The second task is configured nearly identical with the following exceptions:

  1. Change the name of the task to regenerkennung. This is the German word for rain detection.
  2. Set the GPIO pin to GPIO-12 (D6)
  3. Let the Send to Controller checkbox disabled.
  4. Set the Interval to 5 seconds. This will assure that starting rain will be recognized within five seconds.

Now you should see the result as shown in the figure below.

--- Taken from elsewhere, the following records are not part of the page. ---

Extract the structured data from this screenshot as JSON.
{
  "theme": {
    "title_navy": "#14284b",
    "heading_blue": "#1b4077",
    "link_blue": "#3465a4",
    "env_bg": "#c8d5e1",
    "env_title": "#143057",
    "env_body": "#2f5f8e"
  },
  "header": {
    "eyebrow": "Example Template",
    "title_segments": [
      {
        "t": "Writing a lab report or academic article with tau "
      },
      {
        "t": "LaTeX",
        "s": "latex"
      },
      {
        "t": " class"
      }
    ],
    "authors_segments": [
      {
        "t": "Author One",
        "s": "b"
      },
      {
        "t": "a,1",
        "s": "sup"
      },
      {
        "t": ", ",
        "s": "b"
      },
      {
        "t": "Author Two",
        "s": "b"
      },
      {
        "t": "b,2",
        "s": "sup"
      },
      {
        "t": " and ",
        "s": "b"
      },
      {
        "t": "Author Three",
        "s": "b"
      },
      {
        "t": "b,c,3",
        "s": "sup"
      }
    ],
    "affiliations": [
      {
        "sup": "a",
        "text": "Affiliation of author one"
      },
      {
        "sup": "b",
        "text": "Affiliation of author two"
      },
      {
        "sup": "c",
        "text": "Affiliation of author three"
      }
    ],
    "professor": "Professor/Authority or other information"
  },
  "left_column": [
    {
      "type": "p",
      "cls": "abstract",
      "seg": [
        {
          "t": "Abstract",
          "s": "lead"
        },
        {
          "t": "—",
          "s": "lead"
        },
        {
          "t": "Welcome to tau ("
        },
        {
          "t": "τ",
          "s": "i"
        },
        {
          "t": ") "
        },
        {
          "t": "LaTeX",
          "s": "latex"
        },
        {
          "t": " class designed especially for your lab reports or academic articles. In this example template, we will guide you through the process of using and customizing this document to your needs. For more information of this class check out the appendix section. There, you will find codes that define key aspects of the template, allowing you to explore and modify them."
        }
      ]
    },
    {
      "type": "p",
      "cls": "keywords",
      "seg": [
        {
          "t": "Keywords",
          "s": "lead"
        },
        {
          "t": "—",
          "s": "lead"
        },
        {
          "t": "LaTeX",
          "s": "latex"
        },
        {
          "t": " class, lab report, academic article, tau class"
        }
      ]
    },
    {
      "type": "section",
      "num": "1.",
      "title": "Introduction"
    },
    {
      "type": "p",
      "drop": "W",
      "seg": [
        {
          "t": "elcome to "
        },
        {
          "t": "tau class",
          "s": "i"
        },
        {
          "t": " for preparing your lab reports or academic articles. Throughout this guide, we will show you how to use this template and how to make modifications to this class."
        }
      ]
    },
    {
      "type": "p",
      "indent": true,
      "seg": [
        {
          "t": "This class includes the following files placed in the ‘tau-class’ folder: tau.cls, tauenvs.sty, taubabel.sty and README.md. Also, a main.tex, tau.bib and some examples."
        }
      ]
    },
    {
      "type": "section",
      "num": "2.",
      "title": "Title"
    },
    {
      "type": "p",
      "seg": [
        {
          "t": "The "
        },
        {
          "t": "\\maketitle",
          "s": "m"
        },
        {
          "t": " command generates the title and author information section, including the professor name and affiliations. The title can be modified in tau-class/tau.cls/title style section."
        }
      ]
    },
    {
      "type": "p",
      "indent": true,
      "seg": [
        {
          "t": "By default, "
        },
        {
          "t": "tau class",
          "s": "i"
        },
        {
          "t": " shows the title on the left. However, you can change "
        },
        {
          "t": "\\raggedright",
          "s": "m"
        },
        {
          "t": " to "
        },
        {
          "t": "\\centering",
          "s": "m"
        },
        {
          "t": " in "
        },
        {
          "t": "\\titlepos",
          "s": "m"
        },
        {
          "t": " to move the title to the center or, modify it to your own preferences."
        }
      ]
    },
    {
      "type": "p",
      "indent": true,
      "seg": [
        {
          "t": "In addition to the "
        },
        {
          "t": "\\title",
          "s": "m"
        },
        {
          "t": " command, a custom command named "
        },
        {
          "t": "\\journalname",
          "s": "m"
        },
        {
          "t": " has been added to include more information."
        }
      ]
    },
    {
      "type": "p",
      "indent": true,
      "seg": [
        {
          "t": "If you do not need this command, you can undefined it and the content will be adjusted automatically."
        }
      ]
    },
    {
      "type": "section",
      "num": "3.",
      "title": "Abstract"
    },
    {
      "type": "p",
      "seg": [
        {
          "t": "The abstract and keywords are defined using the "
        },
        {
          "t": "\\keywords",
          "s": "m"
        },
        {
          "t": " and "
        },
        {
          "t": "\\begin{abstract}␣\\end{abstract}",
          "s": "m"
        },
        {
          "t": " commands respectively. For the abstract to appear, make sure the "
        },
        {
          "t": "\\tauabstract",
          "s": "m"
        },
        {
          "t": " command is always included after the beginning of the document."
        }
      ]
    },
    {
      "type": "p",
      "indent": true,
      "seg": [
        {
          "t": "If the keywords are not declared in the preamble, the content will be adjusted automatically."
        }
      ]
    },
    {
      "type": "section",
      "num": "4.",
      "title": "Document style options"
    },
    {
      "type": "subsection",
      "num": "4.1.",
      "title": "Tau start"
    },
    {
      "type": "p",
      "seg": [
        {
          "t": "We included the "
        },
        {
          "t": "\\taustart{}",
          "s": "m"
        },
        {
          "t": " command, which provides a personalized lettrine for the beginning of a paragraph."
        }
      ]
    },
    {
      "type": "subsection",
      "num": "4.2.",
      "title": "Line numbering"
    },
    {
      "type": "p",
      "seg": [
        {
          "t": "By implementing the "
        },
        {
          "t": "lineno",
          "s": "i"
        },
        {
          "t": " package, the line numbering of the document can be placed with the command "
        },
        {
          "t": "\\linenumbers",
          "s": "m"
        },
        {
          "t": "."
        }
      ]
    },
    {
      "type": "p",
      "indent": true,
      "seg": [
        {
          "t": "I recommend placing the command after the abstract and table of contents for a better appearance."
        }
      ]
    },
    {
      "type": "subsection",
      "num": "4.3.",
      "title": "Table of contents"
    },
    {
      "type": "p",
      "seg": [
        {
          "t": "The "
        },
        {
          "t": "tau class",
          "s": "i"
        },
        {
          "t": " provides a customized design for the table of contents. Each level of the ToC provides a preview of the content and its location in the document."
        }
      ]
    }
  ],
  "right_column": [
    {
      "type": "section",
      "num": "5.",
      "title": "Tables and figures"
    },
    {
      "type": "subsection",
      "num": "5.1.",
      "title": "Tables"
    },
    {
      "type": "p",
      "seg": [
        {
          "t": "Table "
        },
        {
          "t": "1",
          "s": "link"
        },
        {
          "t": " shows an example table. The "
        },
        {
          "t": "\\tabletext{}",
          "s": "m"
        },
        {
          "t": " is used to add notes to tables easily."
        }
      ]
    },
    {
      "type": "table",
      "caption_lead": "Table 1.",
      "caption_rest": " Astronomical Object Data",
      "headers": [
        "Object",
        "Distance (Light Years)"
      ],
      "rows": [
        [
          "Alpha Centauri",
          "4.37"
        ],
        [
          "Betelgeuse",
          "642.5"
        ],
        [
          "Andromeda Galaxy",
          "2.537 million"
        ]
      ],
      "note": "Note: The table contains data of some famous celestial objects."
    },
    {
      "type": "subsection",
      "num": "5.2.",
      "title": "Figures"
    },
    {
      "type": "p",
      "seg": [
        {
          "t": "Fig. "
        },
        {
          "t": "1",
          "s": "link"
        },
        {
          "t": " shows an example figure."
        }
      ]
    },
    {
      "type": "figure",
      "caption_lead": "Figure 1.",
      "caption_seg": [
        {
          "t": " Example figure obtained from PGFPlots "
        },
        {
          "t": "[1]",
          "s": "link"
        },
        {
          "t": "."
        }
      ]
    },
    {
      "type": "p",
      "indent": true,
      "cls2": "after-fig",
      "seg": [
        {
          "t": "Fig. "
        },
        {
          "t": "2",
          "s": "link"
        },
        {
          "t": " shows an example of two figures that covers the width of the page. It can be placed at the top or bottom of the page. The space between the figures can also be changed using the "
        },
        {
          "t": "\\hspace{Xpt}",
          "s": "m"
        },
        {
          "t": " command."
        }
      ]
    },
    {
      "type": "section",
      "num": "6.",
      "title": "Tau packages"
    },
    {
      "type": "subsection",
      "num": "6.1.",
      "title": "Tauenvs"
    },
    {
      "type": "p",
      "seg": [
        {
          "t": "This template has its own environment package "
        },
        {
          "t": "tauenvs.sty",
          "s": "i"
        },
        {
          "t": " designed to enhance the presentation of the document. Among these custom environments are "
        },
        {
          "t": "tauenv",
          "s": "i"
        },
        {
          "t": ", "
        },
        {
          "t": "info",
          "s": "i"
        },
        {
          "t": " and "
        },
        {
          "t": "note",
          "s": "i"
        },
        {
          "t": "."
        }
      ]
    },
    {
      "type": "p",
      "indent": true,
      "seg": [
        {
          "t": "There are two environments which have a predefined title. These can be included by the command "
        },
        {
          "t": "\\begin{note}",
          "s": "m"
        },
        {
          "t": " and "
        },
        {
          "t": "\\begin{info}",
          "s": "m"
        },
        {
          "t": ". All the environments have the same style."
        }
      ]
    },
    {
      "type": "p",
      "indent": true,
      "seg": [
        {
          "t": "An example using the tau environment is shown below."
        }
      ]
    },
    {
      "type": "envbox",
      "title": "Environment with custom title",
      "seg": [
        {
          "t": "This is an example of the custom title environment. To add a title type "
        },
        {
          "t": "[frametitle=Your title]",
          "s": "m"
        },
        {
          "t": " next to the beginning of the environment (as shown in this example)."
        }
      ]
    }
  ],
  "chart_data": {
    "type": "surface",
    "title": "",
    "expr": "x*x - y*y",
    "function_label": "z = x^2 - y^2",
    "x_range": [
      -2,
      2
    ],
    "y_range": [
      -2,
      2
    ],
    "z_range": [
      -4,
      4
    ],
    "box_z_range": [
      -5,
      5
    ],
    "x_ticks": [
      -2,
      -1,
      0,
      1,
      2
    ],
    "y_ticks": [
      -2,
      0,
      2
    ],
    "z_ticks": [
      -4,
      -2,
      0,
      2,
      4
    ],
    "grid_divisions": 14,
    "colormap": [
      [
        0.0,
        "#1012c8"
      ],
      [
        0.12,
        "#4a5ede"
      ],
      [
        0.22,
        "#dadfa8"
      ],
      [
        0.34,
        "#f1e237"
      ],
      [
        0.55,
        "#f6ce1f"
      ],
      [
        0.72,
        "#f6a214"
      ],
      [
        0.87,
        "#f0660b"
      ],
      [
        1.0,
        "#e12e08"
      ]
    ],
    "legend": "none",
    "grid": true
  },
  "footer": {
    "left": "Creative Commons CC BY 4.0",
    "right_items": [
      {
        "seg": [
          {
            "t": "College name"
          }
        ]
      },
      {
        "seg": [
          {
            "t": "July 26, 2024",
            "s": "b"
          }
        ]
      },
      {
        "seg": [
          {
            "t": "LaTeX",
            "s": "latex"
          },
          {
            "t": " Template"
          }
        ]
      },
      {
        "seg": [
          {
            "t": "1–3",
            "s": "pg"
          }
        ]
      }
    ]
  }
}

Fig. 6, Configured tasks/devices

Enabling Rules.

The last part is to configure some rules that do the alerting part. In the default, the rules are disabled in ESPEasy and must be enabled. Also I configured an NTP time source that will allow me to see the correct timestamps in messages and logs. For that follow the steps outline below.

  1. Go to the Tools tab
  2. Press the Advanced button in the System section.
  3. Check the Rules checkbox in the Rules Settings section.
  4. Check the Use NTP checkbox in the NTP section.
  5. Enter a suitable NTP Hostname. In my case I use the German NTP pool 0.de.pool.ntp.org. See the NTP pool for your region or use the generic one 0.pool.ntp.org.
  6. Enable the DST checkbox in the DST Settings region. This will give you the time with respect to the daylight saving time.
  7. Enter the offset of your time zone into Timezone Offset (UTC +). This is the offset in minutes from your time zone to UTC without daylight time saving. For Germany, e.g., this value is 60 (UTC +1h)
  8. Optionally you can set the Latitude and Longitude values, if you need sunrise and sunset calculations.
  9. Press the Submit button


Fig. 7, Advanced tool settings.

Rules

For the rain alerting on the first drops of rain, I use the ESPEasy rules system. Rules are short scripts that can be triggered on events or actions. Go to the Rules tab and enter the following script into the editor field of the preselected Rule Set 1:

on MQTT#Connected do
  // Reset timer #1
  timerSet,1,0

  // Reset rain alarm flag
  let,1,0

  // Reset rain alarm
  Publish %sysname%/regenalarm/state,0
endon

on Rules#Timer=1 do
  // Reset rain alarm flag
  let,1,0

  // Reset rain alarm
  Publish %sysname%/regenalarm/state,0
endon

on regenerkennung#Count>0 do
  // Set or retrigger timer for 30 Minutes
  timerSet,1,1800

  // Check if rain alarm was already sent
  if [int#1]=0
    // Set rain alarm flag
    let,1,1

    // Set rain alarm
    Publish %sysname%/regenalarm/state,1  
  endif
endon

If you want to use other names for regenerkennung, etc. please adapt this script to your naming conventions. But keep in mind, that e.g. the value regenerkennung must match the task name you assigned in the devices configuration. The name regenalarm is the German word for rain alert and is used for the published topic name to openHAB. This you can choose freely to your own will.

Hints

That’s it for today. In a few days I will extend this article with the openHAB part. Please stay tuned until then.

6 Likes

Sounds very interesting. I would like to have a look at the setup and configuration. The information if and how much it rains would be helpful for me.
I would be happy if you can add it.

Hey Dadman,

I’ve edited my post and added the ESPEasy configuration. The openHAB part will follow in a few days.

Thanks a lot! I will need some time to read it.